State closes local bridge

By Steve Estes

Another Lower Keys fishing bridge is closed.

Last week, the State Parks Department closed the old bridge on South Pine Channel, a popular bridge for fishermen.

According to a department spokesman, the bridge was found to have enough structural deficiencies to warrant safety concerns for folks wanting to use the bridge.

The bridge had been planned as part of the Overseas Heritage Trail, a bicycle/pedestrian path that is slated to eventually run the length of the Keys. Plans called for retrofitting the bridge and re-joining the span so that bicyclists could use the old bridge to cross South Pine Channel without riding alongside traffic on the newer bridge.

“The trail project had belonged to the state Department of Environmental Protection, but was folded into State Parks,” said Monroe County Transportation Planner Trish Smith.

The problem started when the trail changed departmental hands. The original plan had been to leave the cantilevers on the bridge and use those to construct the trail. The parks department wanted to remove the cantilevers so a bridge survey was done. The inspection showed more signs of deterioration than officials had been aware of so the parks service decided to close the bridge.

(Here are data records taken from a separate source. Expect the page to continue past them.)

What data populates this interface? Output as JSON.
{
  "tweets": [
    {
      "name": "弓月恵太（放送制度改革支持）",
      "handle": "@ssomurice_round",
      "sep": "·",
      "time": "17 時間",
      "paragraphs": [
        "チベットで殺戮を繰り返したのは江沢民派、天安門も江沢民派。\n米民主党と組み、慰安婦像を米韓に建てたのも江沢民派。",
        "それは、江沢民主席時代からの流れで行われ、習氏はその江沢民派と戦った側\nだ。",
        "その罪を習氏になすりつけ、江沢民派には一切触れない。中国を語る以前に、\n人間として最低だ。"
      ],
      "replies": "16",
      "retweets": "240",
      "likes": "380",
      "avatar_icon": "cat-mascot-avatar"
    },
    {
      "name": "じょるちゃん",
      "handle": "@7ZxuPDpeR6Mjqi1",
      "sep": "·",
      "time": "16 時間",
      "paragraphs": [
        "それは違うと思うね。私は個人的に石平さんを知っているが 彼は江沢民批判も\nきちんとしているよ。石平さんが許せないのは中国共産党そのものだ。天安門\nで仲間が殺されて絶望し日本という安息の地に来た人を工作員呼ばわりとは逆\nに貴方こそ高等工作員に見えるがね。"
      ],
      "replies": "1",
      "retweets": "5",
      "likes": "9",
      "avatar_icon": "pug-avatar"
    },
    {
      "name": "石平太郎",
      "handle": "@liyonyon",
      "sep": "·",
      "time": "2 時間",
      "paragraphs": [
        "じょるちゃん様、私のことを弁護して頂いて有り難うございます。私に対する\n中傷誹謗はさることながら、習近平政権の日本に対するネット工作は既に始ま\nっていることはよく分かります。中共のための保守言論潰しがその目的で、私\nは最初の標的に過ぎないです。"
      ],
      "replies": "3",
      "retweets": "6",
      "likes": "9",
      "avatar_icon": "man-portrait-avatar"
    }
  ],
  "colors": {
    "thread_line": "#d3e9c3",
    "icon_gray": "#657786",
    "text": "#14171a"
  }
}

According to the park service, fences will be built on both ends of the bridge to cut off pedestrian access and those fences will remain in place until repairs can be made.

And when becomes the operative issue, says Smith.

“Right now there are no plans from DOT to repair that span, so we don’t know how long it will remain closed,” she said.

Also at issue if the $1.2 million that had been set aside by DOT to perform the Heritage Trail work on the old bridge.

“It is our contention that the money should stay in Monroe County and be transferred to another project,” said Smith.

There are still several sections of Heritage Trail that need to be completed, as well as a myriad of bridge issues that need to be addressed. Road and bridge money at the local level has been scarce in recent years.

The county receives five cents on each gallon of gasoline purchased in the county to go toward the local road and bridge fund. That has not been enough to keep up with demand. Part of the money issue will be alleviated in coming years with the passage of the infrastructure sales tax by voters last Tuesday. Once wastewater projects have been funded, county officials say they plan to start putting that tax money toward a significant backlog of roads and bridge projects.

Smith said she wants to get the issue in front of the Board of County Commissioners as soon as possible to get their recommendations on priority projects that might be a suitable landing place for the $1.2 million.

“The Florida Parks Service understands that this is a popular fishing bridge,” said Tony Knott, Heritage Trail manager on announcing the decision to close the span. “The next closest bridge areas that we have for the public to fish from in the general location of the South Pine Channel Bridge are; Spanish Harbor Bridge at mile marker 33 and Kemp Channel Bridge at mile marker 23.”

“Public safety is our top priority and we want to make sure our visitors enjoy the natural resources in a safe manner,” said Knott.

South Pine Channel is the second popular fishing bridge lost to deterioration in the last two years. The old Niles Channel fishing bridge had concrete fall into the sea early last year and that span was closed to public access as well until a determination about its future can be made.

“What that means is that access to fishing areas are being diminished,” said Smith. “So the community needs to let the BOCC know what they want to see happen so maybe we can get that priority list together and be able to keep some money in the Lower Keys.”

Although Smith isn’t sure what the outcomes might be, she says DOT is going to take a look at all the old bridge beds.

“DOT will inspect all the old bridges to see what condition they are in. DOT feels it will cost more than anticipated to bring the bridges up to standard and infrastructure money is scarce right now,” she said.